Но нет. Удивлен. Смотрит на меня так странно, хотя… ничего странного. Как надо, так и смотрит.
А потом щелкает выключателем, и в номере резко темнеет. Дневная сказка закончилась. Я медленно и почти на полупальцах подхожу к окну — единственному источнику света в этом пространстве, а Саша снова становится за моей спиной.
— Скажи, это нормально так делать? У меня ведь не железные нервы. Я не могу держать себя в руках, — очень тихо, но с прямым посылом говорит мне.
— Так не держи, — отвечаю быстрее, чем думаю.
Дневная сказка закончилась. А будет ли ночная?
Разрешаю делать все, на что он решится. В конце концов, мы взрослые люди, мы свободны в своих решениях, мы свободны по жизни, кто и за что нам выскажет? Я знаю его всего несколько дней, но как же он нравится мне! Даже за этот короткий промежуток времени и наше непродолжительное общение. Даже при том, что за стенами этой базы отдыха у каждого своя жизнь и свои обстоятельства. Всё это где-то там, а мы здесь. И нас двое, двое тех, кто хочет только одного...
Опять его руки на моей талии, а носом зарывается в волосы, которые еще пахнут шампунем и средствами для укладки. На инстинктах так хочу прижаться к нему, почувствовать его...
— У тебя давно не было мужчины? — вдруг спрашивает. И пусть вопрос этот не очень приятный, я понимаю, почему он звучит. Меня же выдают мои взгляды, мои движения, мурашки на моих руках.
— Да.
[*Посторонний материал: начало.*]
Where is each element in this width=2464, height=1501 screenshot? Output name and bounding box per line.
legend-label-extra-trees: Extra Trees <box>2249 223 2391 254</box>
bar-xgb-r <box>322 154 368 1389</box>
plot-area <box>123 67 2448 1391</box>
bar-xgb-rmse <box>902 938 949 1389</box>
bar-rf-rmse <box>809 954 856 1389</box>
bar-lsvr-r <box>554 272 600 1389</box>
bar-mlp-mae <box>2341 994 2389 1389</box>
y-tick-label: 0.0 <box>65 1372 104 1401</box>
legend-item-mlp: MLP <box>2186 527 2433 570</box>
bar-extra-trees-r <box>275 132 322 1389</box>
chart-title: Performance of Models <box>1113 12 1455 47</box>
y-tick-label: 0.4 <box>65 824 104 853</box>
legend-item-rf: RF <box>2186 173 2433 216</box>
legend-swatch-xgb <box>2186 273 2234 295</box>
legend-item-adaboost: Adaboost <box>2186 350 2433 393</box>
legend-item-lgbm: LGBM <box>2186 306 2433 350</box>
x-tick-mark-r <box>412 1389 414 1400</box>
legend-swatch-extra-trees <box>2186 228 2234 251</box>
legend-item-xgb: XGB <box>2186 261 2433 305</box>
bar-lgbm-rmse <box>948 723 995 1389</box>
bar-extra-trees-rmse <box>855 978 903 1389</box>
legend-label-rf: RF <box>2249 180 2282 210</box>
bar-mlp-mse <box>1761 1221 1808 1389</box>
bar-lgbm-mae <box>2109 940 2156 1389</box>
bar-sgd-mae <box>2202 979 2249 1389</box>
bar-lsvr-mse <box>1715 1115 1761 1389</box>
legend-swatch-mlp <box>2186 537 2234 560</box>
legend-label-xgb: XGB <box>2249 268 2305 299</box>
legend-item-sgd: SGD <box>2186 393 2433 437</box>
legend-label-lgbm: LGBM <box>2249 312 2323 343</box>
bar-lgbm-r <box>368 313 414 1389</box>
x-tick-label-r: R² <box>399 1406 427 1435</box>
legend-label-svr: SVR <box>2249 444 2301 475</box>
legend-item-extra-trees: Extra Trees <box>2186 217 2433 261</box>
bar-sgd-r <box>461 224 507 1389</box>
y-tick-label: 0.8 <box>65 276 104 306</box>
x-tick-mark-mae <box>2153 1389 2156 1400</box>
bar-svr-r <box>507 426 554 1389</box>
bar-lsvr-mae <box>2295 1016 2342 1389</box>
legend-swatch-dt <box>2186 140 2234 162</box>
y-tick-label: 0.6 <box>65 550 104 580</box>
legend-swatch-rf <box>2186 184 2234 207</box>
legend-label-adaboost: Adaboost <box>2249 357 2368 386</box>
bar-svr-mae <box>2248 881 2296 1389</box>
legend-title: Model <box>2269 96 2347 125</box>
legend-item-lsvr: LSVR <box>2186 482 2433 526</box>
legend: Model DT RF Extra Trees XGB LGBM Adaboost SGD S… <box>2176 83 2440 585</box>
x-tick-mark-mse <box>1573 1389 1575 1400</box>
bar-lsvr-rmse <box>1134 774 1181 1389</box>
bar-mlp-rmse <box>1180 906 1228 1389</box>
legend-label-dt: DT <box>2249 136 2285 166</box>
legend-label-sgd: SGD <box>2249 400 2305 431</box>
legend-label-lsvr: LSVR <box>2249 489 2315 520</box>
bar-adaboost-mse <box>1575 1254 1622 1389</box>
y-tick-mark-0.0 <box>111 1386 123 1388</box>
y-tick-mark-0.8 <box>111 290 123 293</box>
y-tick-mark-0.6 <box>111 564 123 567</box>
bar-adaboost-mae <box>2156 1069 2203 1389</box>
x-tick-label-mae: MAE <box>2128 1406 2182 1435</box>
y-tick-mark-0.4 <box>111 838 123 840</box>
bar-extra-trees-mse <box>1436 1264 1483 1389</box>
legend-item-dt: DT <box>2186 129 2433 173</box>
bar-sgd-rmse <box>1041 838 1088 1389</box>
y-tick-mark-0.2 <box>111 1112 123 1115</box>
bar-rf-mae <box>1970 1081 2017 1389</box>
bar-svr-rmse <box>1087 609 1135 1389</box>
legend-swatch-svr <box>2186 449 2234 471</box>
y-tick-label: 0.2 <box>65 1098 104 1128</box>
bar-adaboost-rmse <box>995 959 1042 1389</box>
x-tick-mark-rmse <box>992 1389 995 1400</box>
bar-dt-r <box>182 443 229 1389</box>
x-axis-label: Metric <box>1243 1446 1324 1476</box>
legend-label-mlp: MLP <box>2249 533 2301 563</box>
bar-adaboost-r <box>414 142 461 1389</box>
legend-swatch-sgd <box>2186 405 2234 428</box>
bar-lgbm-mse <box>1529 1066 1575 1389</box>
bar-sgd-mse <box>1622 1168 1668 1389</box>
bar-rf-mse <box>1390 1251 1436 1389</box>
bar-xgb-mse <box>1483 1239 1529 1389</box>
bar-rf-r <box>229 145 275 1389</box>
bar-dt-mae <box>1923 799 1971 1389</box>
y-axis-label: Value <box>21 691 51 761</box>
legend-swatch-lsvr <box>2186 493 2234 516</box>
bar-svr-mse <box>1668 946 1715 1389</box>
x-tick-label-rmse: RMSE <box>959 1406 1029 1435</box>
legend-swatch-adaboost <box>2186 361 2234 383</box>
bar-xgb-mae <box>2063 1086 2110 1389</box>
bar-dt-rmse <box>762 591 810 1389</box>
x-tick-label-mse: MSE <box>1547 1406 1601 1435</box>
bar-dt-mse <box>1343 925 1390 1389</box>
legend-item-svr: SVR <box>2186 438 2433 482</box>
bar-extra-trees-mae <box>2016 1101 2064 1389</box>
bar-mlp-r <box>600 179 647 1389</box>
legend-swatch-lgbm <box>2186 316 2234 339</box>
С февраля.
— Черт, как ты жила?
— Не жила, — всё, что могу сказать. Действительно, так и есть: жить я начинаю только сейчас, в эту минуту, когда тело расцветает от его прикосновений.
Полоска кружева ползет вверх по коже, освобождая пространство для НЕГО. Саша погружается в процесс изучения меня, а сам проводит носом по шее. Я бы хотела видеть его лицо в отражении стекла, но увы, штора мешает и не дает мне сделать этого. Да, ощущения так острее, но мне нужны его глаза и его улыбка, катастрофически нужны. Разворачиваюсь, и тут же меня подталкивают назад, к окну, заставляя почувствовать холод через тонкую ткань штор.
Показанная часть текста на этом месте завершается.